Kirsty and her foot and ankle pain caused by a ligament strain and then plantar fascia problems.
Kirsty, a 33 year-old teacher, had been suffering with sharp pain on the sole of her left foot when she walked. This primarily occurred in the morning when she first got out of bed but now she began to feel it when she was running. Kirsty had recently entered the Cambridge half-marathon and was keen to keep up with her training schedule.
Our examination of Kirsty’s back and pelvis showed that Kirsty had great spinal rotation which is good in terms of maintaining momentum when she runs. However she was restricted on the right-side of her pelvis and was favouring weight bearing through this leg. We compared Kirsty’s feet. On light pressure, tender-points in the soft-tissue aspect on the sole of her left foot were obvious. We observed that the left sole appeared to face the right foot in that the foot subtly appeared to roll inwards at rest. Gentle examination showed that she had sprained 2 of the 3 ligaments on the outer-side of her ankle.

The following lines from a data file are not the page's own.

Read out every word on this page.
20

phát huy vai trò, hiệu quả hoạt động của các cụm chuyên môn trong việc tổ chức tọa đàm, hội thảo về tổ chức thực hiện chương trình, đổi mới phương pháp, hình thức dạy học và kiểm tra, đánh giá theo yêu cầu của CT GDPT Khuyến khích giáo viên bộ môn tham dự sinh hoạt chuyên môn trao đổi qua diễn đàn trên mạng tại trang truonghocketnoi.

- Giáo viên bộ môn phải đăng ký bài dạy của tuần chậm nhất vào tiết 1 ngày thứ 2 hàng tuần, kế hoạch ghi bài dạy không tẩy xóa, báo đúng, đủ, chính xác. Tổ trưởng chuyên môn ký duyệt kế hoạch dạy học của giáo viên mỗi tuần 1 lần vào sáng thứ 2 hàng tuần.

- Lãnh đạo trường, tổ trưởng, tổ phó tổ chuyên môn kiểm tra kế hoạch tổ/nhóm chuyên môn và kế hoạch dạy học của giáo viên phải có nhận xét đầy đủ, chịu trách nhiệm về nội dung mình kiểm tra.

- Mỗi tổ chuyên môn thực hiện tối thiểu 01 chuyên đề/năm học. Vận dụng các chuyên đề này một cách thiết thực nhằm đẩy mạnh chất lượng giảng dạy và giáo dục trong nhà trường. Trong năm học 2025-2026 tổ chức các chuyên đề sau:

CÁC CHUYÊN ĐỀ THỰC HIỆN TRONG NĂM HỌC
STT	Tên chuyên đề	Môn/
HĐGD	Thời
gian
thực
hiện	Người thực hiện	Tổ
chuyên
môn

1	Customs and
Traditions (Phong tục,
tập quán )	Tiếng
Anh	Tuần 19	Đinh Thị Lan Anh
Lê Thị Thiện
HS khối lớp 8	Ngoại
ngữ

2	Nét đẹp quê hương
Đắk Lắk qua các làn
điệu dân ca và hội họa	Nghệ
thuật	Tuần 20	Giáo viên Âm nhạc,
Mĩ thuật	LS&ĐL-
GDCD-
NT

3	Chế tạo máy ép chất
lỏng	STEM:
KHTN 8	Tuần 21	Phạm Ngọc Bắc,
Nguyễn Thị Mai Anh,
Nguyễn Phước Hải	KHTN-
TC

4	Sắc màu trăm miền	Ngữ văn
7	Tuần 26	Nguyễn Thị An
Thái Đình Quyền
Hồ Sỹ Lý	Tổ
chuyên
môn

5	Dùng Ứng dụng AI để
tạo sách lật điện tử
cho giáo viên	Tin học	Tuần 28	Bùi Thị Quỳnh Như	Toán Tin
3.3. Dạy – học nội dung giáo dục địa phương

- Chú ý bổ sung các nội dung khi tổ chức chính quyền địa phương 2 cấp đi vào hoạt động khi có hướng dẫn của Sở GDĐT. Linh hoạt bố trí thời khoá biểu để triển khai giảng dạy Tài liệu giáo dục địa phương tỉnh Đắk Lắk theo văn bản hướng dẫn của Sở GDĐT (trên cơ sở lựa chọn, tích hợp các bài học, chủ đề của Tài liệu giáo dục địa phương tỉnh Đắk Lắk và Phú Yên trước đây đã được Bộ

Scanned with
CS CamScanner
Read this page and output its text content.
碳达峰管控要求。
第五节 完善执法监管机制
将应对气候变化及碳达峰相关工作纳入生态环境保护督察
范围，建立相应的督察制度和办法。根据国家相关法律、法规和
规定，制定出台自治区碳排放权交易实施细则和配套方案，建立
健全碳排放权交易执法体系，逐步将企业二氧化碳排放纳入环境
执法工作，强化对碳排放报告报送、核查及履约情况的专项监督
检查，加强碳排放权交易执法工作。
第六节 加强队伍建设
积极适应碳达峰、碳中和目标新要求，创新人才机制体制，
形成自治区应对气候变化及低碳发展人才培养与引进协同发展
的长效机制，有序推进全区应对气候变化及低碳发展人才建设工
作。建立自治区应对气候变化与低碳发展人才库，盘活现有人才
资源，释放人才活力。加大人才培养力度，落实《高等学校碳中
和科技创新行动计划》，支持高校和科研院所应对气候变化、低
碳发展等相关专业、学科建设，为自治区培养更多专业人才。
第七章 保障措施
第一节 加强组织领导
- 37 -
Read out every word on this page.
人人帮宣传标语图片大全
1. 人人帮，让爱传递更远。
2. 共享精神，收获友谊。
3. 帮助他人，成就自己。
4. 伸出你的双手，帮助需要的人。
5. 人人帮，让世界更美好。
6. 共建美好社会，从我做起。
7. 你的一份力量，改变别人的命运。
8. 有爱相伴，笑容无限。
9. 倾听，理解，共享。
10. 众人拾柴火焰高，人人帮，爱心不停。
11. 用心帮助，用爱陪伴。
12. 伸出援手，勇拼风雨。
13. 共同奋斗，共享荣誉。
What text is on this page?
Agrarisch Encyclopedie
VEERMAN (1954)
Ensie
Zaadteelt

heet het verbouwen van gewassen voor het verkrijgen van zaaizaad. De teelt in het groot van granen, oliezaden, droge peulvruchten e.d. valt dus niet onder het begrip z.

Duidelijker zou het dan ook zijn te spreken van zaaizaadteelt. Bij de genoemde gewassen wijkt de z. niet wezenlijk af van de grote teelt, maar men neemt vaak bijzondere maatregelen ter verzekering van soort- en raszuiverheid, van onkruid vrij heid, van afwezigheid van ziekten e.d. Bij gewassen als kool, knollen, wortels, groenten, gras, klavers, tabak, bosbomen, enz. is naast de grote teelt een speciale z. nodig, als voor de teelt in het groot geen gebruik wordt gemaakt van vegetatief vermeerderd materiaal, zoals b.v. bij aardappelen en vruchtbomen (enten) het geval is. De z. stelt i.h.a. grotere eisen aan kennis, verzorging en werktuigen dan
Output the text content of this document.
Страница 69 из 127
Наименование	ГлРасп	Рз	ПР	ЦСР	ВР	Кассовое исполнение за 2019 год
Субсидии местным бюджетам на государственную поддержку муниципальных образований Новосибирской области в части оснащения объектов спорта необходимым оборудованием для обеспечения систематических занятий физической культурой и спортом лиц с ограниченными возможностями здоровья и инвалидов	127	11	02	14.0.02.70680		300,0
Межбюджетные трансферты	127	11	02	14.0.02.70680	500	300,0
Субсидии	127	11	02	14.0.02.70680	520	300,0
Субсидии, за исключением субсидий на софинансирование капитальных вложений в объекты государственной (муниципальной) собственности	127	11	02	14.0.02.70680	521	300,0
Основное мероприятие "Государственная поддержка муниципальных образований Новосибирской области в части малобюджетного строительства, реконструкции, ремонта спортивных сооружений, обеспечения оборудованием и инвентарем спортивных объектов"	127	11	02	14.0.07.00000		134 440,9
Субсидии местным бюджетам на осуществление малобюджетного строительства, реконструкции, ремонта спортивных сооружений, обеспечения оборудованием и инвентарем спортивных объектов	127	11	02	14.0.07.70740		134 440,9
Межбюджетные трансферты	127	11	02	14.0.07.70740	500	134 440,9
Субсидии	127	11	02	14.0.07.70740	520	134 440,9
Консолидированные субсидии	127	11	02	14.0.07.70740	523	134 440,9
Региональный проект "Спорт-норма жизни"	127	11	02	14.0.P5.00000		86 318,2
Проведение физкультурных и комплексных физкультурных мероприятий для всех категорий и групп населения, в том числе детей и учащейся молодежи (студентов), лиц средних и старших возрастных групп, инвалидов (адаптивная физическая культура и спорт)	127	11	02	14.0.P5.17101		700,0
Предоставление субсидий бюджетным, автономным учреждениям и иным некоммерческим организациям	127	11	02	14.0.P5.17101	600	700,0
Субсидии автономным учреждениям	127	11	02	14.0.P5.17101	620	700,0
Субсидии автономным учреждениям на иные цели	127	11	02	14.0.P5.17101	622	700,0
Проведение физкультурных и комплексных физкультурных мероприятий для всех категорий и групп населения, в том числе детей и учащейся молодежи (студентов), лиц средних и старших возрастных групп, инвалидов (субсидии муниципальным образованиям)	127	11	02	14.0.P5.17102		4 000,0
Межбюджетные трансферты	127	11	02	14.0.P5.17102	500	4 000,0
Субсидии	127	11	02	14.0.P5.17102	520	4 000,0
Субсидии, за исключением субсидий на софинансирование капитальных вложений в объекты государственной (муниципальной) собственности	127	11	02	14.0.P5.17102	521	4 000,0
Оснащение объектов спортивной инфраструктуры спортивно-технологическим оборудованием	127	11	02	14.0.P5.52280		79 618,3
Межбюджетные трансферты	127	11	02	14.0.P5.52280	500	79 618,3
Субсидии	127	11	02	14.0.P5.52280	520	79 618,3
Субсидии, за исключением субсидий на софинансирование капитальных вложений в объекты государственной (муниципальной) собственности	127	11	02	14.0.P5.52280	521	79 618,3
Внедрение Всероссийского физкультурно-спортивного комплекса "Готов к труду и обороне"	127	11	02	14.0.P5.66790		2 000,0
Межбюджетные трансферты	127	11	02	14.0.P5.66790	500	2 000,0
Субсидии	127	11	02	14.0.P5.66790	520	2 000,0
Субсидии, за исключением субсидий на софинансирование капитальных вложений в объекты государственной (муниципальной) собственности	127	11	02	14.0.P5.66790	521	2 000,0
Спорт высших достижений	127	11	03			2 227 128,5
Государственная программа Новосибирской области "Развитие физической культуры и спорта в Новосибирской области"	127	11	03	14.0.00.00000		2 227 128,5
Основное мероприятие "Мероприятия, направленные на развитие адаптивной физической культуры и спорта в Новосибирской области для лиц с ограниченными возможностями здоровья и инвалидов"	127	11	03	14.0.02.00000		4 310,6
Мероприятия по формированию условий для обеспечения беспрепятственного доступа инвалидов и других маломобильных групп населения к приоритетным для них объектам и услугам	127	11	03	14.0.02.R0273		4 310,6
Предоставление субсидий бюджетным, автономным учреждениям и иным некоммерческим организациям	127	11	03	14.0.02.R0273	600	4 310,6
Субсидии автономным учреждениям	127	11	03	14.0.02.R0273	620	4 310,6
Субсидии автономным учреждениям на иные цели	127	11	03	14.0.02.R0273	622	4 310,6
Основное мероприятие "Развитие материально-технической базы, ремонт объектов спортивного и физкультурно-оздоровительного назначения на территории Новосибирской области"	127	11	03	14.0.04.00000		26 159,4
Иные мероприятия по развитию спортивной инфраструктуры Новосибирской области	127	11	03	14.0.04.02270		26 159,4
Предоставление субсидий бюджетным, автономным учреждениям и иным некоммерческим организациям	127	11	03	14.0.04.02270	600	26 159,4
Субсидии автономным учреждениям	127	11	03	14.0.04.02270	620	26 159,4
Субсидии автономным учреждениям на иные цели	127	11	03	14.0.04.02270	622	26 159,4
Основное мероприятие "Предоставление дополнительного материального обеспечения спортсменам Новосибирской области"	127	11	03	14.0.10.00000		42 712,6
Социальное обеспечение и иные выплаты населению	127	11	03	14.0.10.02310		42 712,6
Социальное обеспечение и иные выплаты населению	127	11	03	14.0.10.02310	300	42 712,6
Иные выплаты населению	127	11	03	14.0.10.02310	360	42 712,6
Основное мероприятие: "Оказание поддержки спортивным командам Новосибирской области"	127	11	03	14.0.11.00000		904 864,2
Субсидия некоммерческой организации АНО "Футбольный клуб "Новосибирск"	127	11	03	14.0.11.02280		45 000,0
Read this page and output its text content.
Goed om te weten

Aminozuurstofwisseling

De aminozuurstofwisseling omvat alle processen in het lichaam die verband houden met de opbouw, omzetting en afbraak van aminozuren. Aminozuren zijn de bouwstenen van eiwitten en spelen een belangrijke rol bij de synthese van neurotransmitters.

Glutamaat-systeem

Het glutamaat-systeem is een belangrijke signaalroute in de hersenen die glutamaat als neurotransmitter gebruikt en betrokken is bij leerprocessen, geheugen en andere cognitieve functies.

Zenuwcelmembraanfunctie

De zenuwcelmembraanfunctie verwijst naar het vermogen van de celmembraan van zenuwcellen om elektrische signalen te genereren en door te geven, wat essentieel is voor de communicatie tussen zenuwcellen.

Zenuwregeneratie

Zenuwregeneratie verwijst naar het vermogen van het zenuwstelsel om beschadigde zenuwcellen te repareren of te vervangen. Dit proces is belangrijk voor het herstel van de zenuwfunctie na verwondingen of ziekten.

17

On further discussion Kirsty remembered she was wearing flat sandals due to the recent good weather and had briefly stumbled but thought nothing of it. We explained that a mild sprain to an ankle doesn’t have to be painful at the time but can affect biomechanics. Her muscles were fatiguing giving her ‘plantar fascia’ pain or muscular pains on the under-side of the foot. It was likely that she was subtly weight bearing through the opposite leg as a consequence encouraging this side of the pelvis to be restricted.
With four sessions we loosened off the muscles of her left-leg and foot as well as freeing up the specific joints which can become locked when spraining the ankle. Her pelvic imbalance was also addressed.
Kirsty followed our neuro-muscular rehabilitation program at home in order to decrease the likelihood of spraining her ankle again.